In 2000, the American College of the Building Arts (ACBA) acquired the Old Charleston Jail for use as its campus and headquarters. Inspired by legendary Charleston master artisan, Philip Simmons, the College was established in 1998 to train craftsmen in building preservation, the need for which had become evident in 1989 when Hurricane Hugo swept through Charleston and severely damaged many of the city's historic structures. Upon acquiring the Old Charleston Jail, the ACBA completed an emergency stabilization program to preserve the original Jail facilities, most of which remain intact. The program consisted of multiple interventions of a period of several years, the largest being structural steel towers that were constructed inside the Main Cell Block, the oldest existing portion of the building, and bolted to the surrounding walls to arrest the deterioration of the masonry structure. Today, the Old City Jail is an official "Save America's Treasures" project of the National Trust for Historic Preservation and the White House Millennium Council.

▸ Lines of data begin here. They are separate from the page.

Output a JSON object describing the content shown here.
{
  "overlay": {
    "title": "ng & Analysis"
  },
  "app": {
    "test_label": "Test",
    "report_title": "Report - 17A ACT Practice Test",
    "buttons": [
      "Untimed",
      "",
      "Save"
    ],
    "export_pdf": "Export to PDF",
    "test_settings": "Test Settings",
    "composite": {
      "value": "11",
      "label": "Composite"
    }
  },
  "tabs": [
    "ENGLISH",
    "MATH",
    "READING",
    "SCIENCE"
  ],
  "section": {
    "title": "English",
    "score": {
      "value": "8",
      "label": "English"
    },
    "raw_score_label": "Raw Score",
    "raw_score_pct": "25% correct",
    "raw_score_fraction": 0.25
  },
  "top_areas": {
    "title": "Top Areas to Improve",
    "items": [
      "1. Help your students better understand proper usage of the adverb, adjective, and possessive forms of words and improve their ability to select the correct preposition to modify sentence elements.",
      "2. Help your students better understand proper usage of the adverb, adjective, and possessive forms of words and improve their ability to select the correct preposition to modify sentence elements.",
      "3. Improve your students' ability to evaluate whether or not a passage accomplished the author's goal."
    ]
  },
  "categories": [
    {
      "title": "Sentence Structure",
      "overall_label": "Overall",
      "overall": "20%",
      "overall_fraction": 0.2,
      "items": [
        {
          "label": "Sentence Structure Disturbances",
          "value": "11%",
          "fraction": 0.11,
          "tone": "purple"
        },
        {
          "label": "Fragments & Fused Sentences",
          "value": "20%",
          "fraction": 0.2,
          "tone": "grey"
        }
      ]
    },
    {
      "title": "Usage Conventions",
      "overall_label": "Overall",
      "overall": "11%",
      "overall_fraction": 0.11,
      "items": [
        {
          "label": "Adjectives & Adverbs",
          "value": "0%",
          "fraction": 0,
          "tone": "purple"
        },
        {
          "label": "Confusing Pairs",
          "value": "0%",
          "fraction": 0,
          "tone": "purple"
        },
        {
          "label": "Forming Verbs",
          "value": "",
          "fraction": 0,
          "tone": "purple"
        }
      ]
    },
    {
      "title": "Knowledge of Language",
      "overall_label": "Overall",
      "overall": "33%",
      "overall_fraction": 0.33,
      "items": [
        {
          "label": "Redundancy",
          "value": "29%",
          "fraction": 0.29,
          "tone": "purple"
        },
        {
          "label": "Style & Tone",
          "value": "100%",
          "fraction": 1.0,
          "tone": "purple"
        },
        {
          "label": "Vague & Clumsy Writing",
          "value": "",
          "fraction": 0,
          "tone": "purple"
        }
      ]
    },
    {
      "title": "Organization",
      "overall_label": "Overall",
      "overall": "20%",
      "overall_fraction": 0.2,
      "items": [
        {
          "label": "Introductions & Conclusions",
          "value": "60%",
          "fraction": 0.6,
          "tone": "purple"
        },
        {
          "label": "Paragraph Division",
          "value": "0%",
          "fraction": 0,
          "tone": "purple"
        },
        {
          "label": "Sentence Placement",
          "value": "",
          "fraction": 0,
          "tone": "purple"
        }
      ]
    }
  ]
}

The American College of the Building Arts (ACBA) moved out of the Jail in the summer of 2016 to a new location at 649 Meeting Street.  In December 2016, the Old Charleston Jail was sold to Old City Jail, LLC, a partnership controlled by Mount Pleasant-based real estate company Landmark Enterprises. Landmark is currently planning a major renovation and historic preservation effort for the building and property. The building has several issues that need to be addressed. Over seventy percent of the stucco is damaged and a fair number of the granite windowsills need to be repaired. Additionally, a new staircase and elevator need to be added.

Tours 
Tours of the Old Charleston Jail have been available since 2003, and the Jail has become popular with tourists as well as on television. It has been featured in a variety of television shows including Travel Channel, Food Network, Ghost Hunters, Ghost Adventures, Ghost Brothers, and BuzzFeed Unsolved.